O estande da Netafim chama atenção pela interatividade e pelas experiências oferecidas ao público. Em 2024, um dos grandes atrativos foi o lançamento do GrowSphere, sistema de agricultura digital que centraliza e simplifica a operação de irrigação.

“Também apostamos em ativações interativas, mascotes, espaços instagramáveis e na NetaShop – ou como gostamos de chamar, a ‘loja do irrigante’”, destaca Poliana Camargo, analista de comunicação e marketing.

A proposta é proporcionar uma experiência imersiva ao visitante. “Queremos que, ao entrar, o público compreenda de imediato quem somos e o que fazemos. E que, ao sair, leve uma lembrança positiva da Netafim”, reforça Gabriela.

Comunicação integrada e relacionamento próximo

A preparação da empresa para a Agrishow começa com antecedência. “Costumamos dizer que, enquanto estamos em uma edição, já pensamos na próxima. O evento precisa ser uma experiência completa para clientes, parceiros e colaboradores”, comenta Poliana.

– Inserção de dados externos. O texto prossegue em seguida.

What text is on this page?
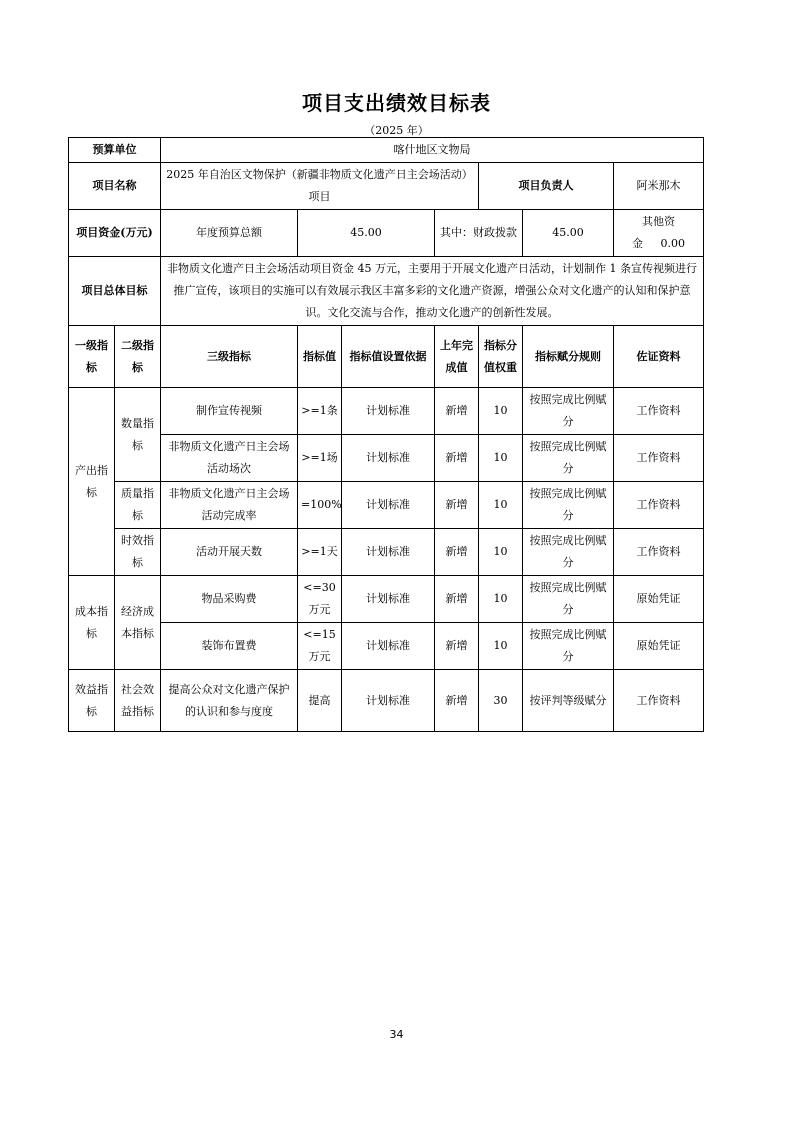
项目支出绩效目标表
（2025 年）
预算单位		喀什地区文物局						
项目名称		2025 年自治区文物保护（新疆非物质文化遗产日主会场活动）项目				项目负责人		阿米那木
项目资金(万元)		年度预算总额	45.00		其中：财政拨款		45.00	其他资金 0.00
项目总体目标		非物质文化遗产日主会场活动项目资金 45 万元，主要用于开展文化遗产日活动，计划制作 1 条宣传视频进行推广宣传，该项目的实施可以有效展示我区丰富多彩的文化遗产资源，增强公众对文化遗产的认知和保护意识。文化交流与合作，推动文化遗产的创新性发展。						
一级指标	二级指标	三级指标	指标值	指标值设置依据	上年完成值	指标分值权重	指标赋分规则	佐证资料
产出指标	数量指标	制作宣传视频	>=1条	计划标准	新增	10	按照完成比例赋分	工作资料
		非物质文化遗产日主会场活动场次	>=1场	计划标准	新增	10	按照完成比例赋分	工作资料
	质量指标	非物质文化遗产日主会场活动完成率	=100%	计划标准	新增	10	按照完成比例赋分	工作资料
	时效指标	活动开展天数	>=1天	计划标准	新增	10	按照完成比例赋分	工作资料
成本指标	经济成本指标	物品采购费	<=30万元	计划标准	新增	10	按照完成比例赋分	原始凭证
		装饰布置费	<=15万元	计划标准	新增	10	按照完成比例赋分	原始凭证
效益指标	社会效益指标	提高公众对文化遗产保护的认识和参与度度	提高	计划标准	新增	30	按评判等级赋分	工作资料
34
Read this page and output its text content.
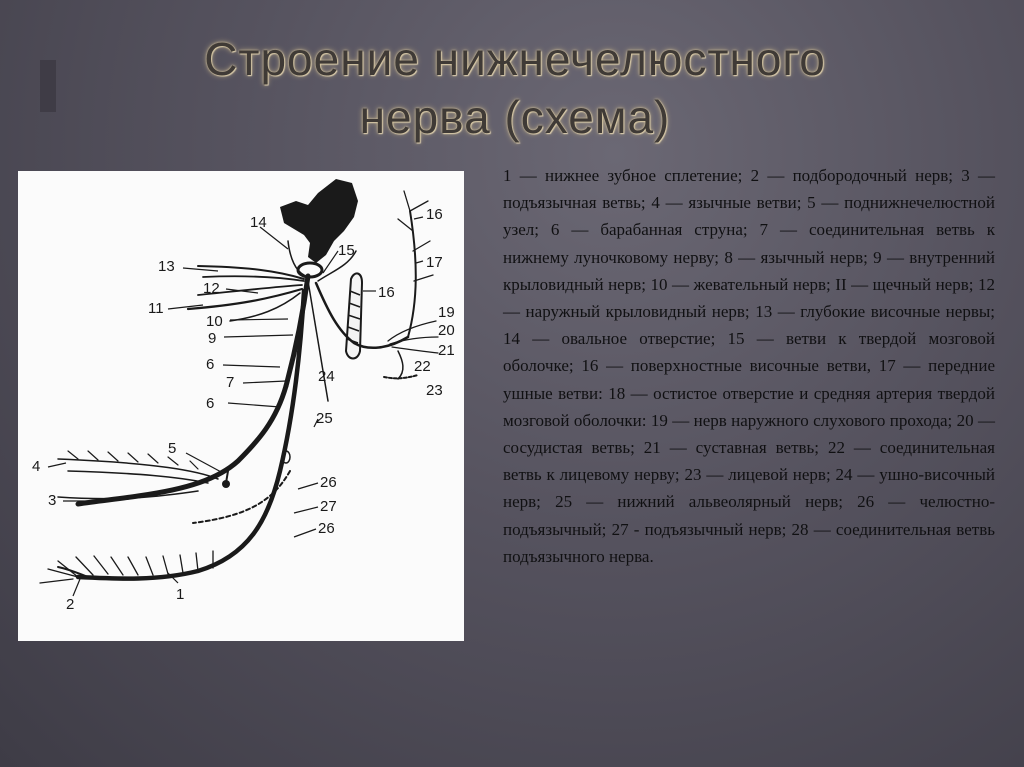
Строение нижнечелюстного
нерва (схема)
14
13
12
11
10
9
6
7
6
5
4
3
2
1
15
16
16
17
19
20
21
22
23
24
25
26
27
26

1 — нижнее зубное сплетение; 2 — подбородочный нерв; 3 — подъязычная ветвь; 4 — язычные ветви; 5 — поднижнечелюстной узел; 6 — барабанная струна; 7 — соединительная ветвь к нижнему луночковому нерву; 8 — язычный нерв; 9 — внутренний крыловидный нерв; 10 — жевательный нерв; II — щечный нерв; 12 — наружный крыловидный нерв; 13 — глубокие височные нервы; 14 — овальное отверстие; 15 — ветви к твердой мозговой оболочке; 16 — поверхностные височные ветви, 17 — передние ушные ветви: 18 — остистое отверстие и средняя артерия твердой мозговой оболочки: 19 — нерв наружного слухового прохода; 20 — сосудистая ветвь; 21 — суставная ветвь; 22 — соединительная ветвь к лицевому нерву; 23 — лицевой нерв; 24 — ушно-височный нерв; 25 — нижний альвеолярный нерв; 26 — челюстно-подъязычный; 27 - подъязычный нерв; 28 — соединительная ветвь подъязычного нерва.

A estratégia de marketing digital da Netafim integra alcance e personalização, unindo ações online e offline. “Nosso foco é criar conteúdos relevantes que evidenciem o impacto positivo da irrigação nos resultados dos nossos clientes”, complementa a analista.

A proximidade com a imprensa também se destaca como diferencial. “A irrigação nunca teve tanta visibilidade. A mídia nos procura cada vez mais, reconhecendo nosso papel estratégico na mitigação de riscos climáticos e no aumento da produtividade a níveis que nenhuma outra tecnologia atinge”, ressalta Poliana.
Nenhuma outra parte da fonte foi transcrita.